According to a new report published today by consultant McKinsey, global infrastructure investment will have to increase by nearly 60% over the next two decades from the £25 trillion spent in the past 18 years to £40 trillion.
These are staggeringly large amounts for nations and for businesses around the globe to conjure. A very real challenge, not least given the pressure on available funding and given the fact that much of this investment is likely to be in risky, developing parts of the world.
“To succeed we must embrace change rather than simply hiding behind the status quo as the safe option”
The good news is that the cost of not investing in this infrastructure is likely to be considerably higher - McKinsey, for example, puts the annual cost of US road congestion alone at £70bn. Yet the reality is that if we are to meet this challenge, engineers must lead the process of changing the way we plan, procure, deliver and manage our assets.
The McKinsey report talks about the need to embrace and adopt “proven best practice” from past successes to boost productivity and so save 40% of maintenance and renewal costs. And while I cannot comment on the accuracy of the specific figures they quote, it is clear to me that there is much truth in what this report says.
Introducing and copying innovative ideas must be central to reducing the cost of our infrastructure - as Thames Water is demonstrating with its radical “super-alliancing” approach to procuring work for the next control period.
Yet infrastructure design, construction, maintenance and operation typically remains a conservative business. Doing things the way that it has always been done is generally seen as a safe way to minimise the risks and the potential cost of error.
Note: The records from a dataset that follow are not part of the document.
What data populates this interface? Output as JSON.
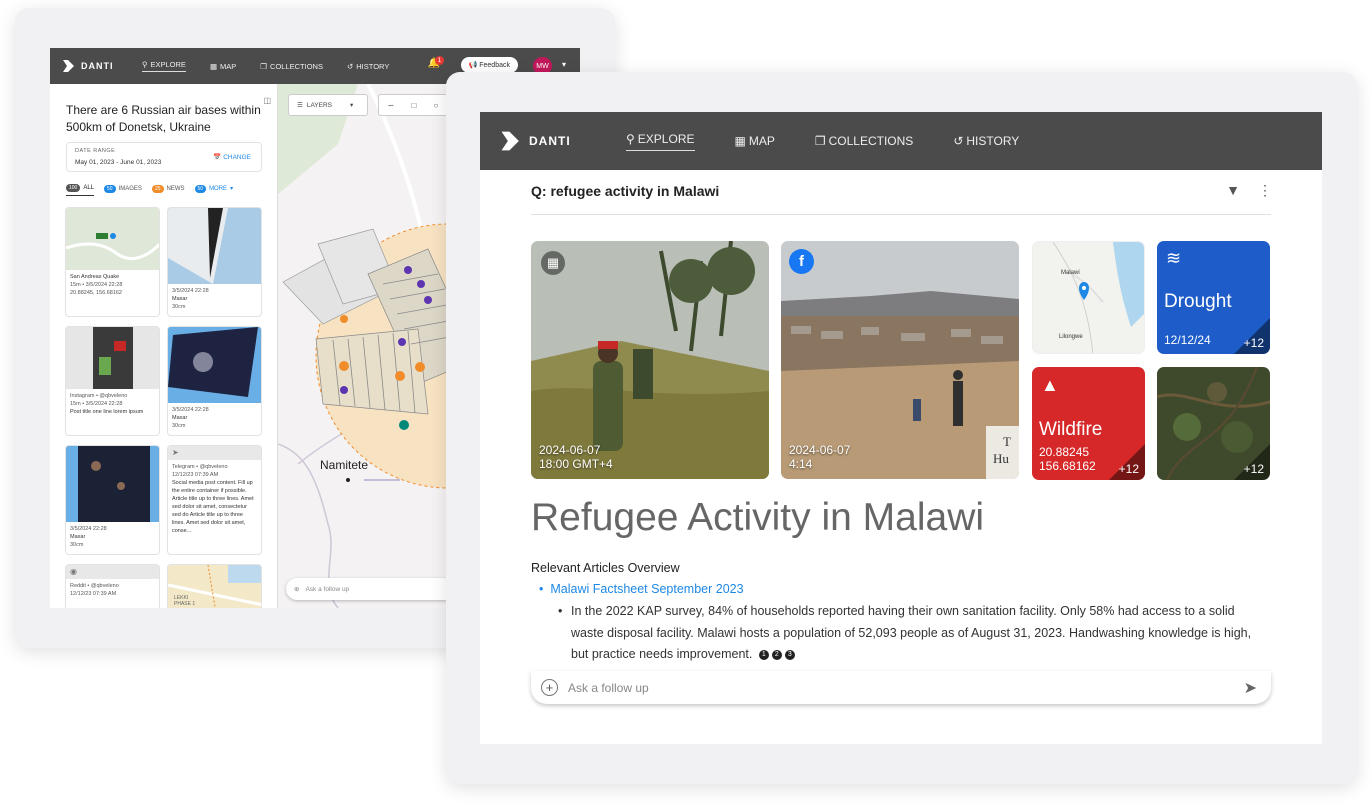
{
  "app": {
    "name": "DANTI"
  },
  "colors": {
    "topbar": "#4b4b4b",
    "accent": "#1e88e5",
    "drought": "#1e5dc9",
    "wildfire": "#d62828",
    "avatar": "#c2185b"
  },
  "nav": {
    "explore": "EXPLORE",
    "map": "MAP",
    "collections": "COLLECTIONS",
    "history": "HISTORY"
  },
  "back": {
    "notifications_count": "1",
    "feedback_label": "Feedback",
    "avatar_initials": "MW",
    "query": "There are 6 Russian air bases within 500km of Donetsk, Ukraine",
    "date_range": {
      "label": "DATE RANGE",
      "value": "May 01, 2023 - June 01, 2023",
      "change_label": "CHANGE"
    },
    "filters": [
      {
        "count": "100",
        "label": "ALL",
        "color": "#555555"
      },
      {
        "count": "50",
        "label": "IMAGES",
        "color": "#1e88e5"
      },
      {
        "count": "25",
        "label": "NEWS",
        "color": "#f08c2a"
      },
      {
        "count": "50",
        "label": "MORE",
        "color": "#1e88e5"
      }
    ],
    "cards": [
      {
        "source": "San Andreas Quake",
        "line2": "15m • 3/5/2024 22:28",
        "line3": "20.88245, 156.68162"
      },
      {
        "source": "3/5/2024 22:28",
        "line2": "Maxar",
        "line3": "30cm"
      },
      {
        "source": "Instagram • @qbveleno",
        "line2": "15m • 3/5/2024 22:28",
        "line3": "Post title one line lorem ipsum"
      },
      {
        "source": "3/5/2024 22:28",
        "line2": "Maxar",
        "line3": "30cm"
      },
      {
        "source": "3/5/2024 22:28",
        "line2": "Maxar",
        "line3": "30cm"
      },
      {
        "source": "Telegram • @qbveleno",
        "line2": "12/12/23 07:39 AM",
        "line3": "Social media post content. Fill up the entire container if possible. Article title up to three lines. Amet sed dolor sit amet, consectetur sed do Article title up to three lines. Amet sed dolor sit amet, conse..."
      },
      {
        "source": "Reddit • @qbveleno",
        "line2": "12/12/23 07:39 AM",
        "line3": ""
      }
    ],
    "map": {
      "layers_label": "LAYERS",
      "place_label": "Namitete",
      "ask_placeholder": "Ask a follow up",
      "map_text": "LEKKI PHASE 1"
    }
  },
  "front": {
    "query": "Q: refugee activity in Malawi",
    "tiles": [
      {
        "kind": "photo",
        "date": "2024-06-07",
        "time": "18:00 GMT+4",
        "icon": "news-icon"
      },
      {
        "kind": "photo",
        "date": "2024-06-07",
        "time": "4:14",
        "icon": "facebook-icon"
      },
      {
        "kind": "map",
        "labels": [
          "Malawi",
          "Lilongwe"
        ]
      },
      {
        "kind": "event",
        "title": "Drought",
        "date": "12/12/24",
        "more": "+12",
        "icon": "heat-icon"
      },
      {
        "kind": "event",
        "title": "Wildfire",
        "lat": "20.88245",
        "lon": "156.68162",
        "more": "+12",
        "icon": "fire-icon"
      },
      {
        "kind": "satellite",
        "more": "+12"
      }
    ],
    "title": "Refugee Activity in Malawi",
    "section_label": "Relevant Articles Overview",
    "article_title": "Malawi Factsheet September 2023",
    "article_summary": "In the 2022 KAP survey, 84% of households reported having their own sanitation facility. Only 58% had access to a solid waste disposal facility. Malawi hosts a population of 52,093 people as of August 31, 2023. Handwashing knowledge is high, but practice needs improvement.",
    "citations": [
      "1",
      "2",
      "3"
    ],
    "ask_placeholder": "Ask a follow up"
  }
}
Hence the difficulty that is so often seen when firms or organisations attempt to break away from the usual way of doing things. The current debate over the safe use of motorway hard shoulders is a case in point.
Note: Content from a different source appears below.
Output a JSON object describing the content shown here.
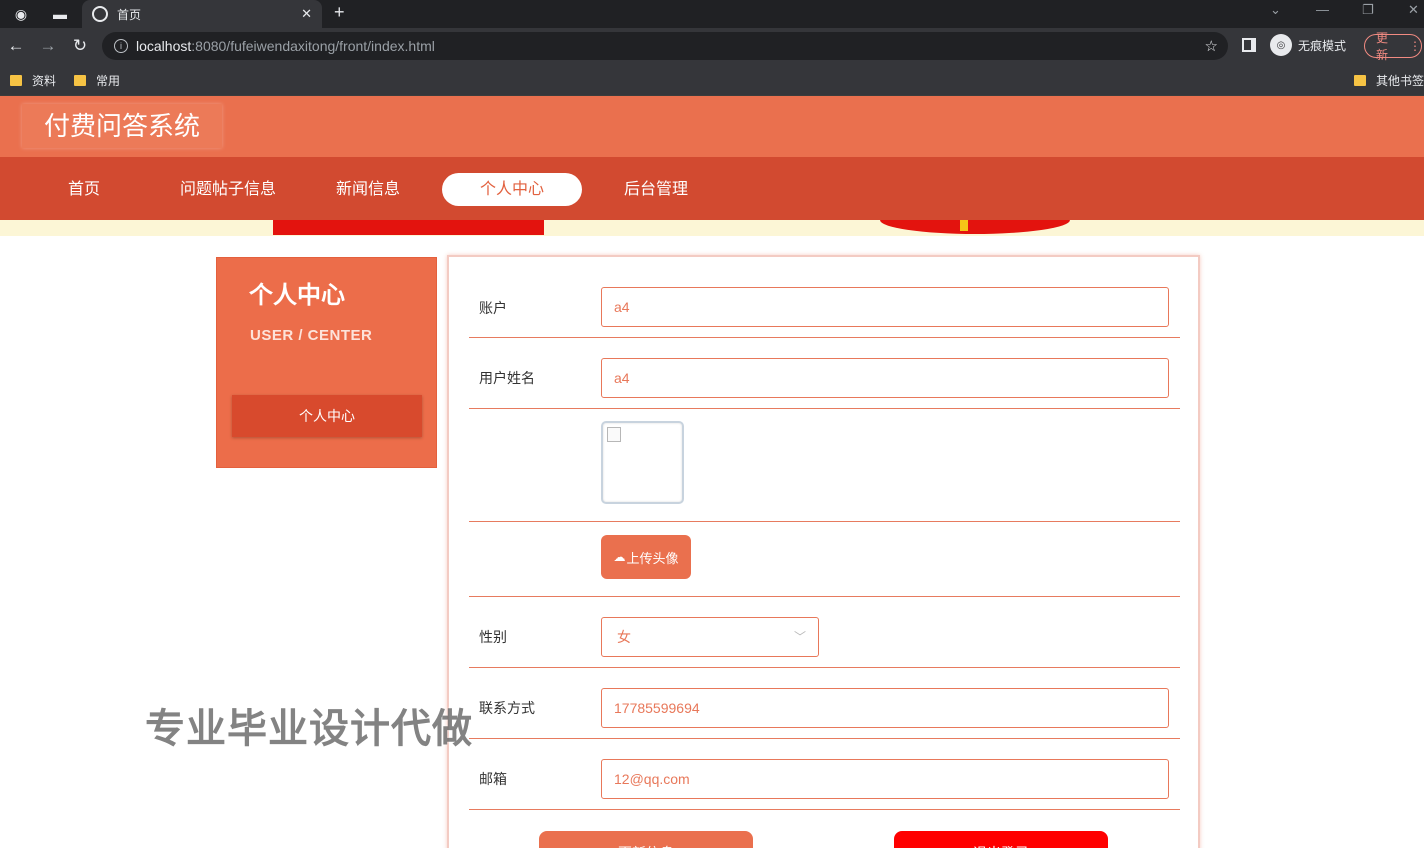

Here we see a genuine attempt to think and act differently in the way we run our motorway network and to maximise the available capacity without simply building new lanes. And yet the immediate response from many is to reject the idea as a potential safety risk.
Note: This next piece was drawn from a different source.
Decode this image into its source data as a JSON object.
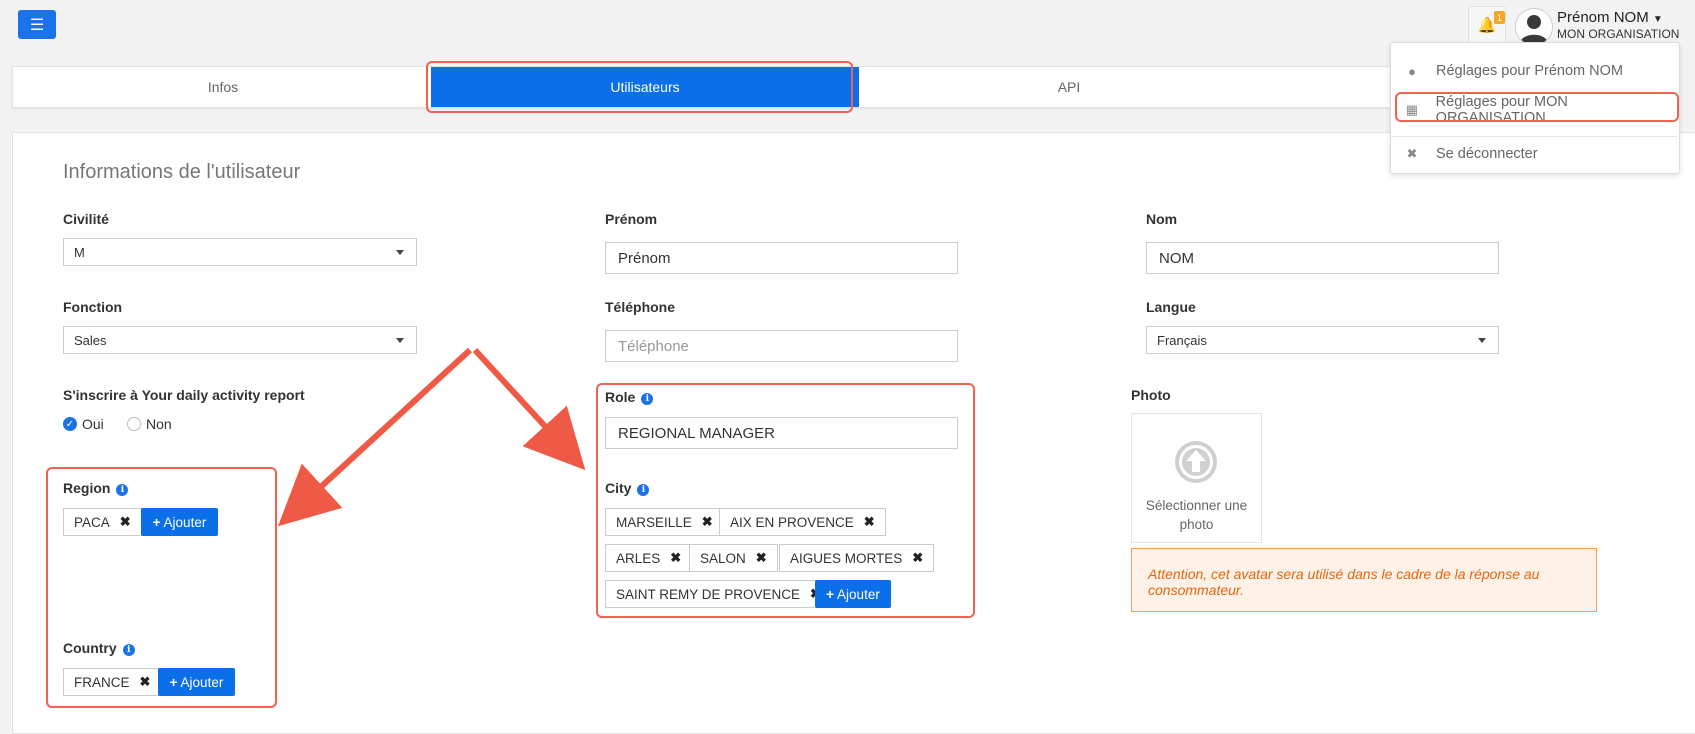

Certainly the traditional model of providing an extra hard shoulder in case of breakdown is long-established and works well. But there is also now eight years of evidence to demonstrate that the potential risks in the event of a breakdown or accident of not having the extra lane can indeed be managed.
The result is that, with very little additional cost, the nation’s motorway network capacity can be increased and so congestion reduced.
And on this basis it is just the kind of innovative idea that should be encouraged and shared as it is the kind of best practice we need to boost the UK’s infrastructures assets against the increasingly challenging fiscal backdrop.
The greater challenge will be to meet the world’s infrastructure demands. And to succeed we must embrace change rather than simply hiding behind the status quo as the safe option.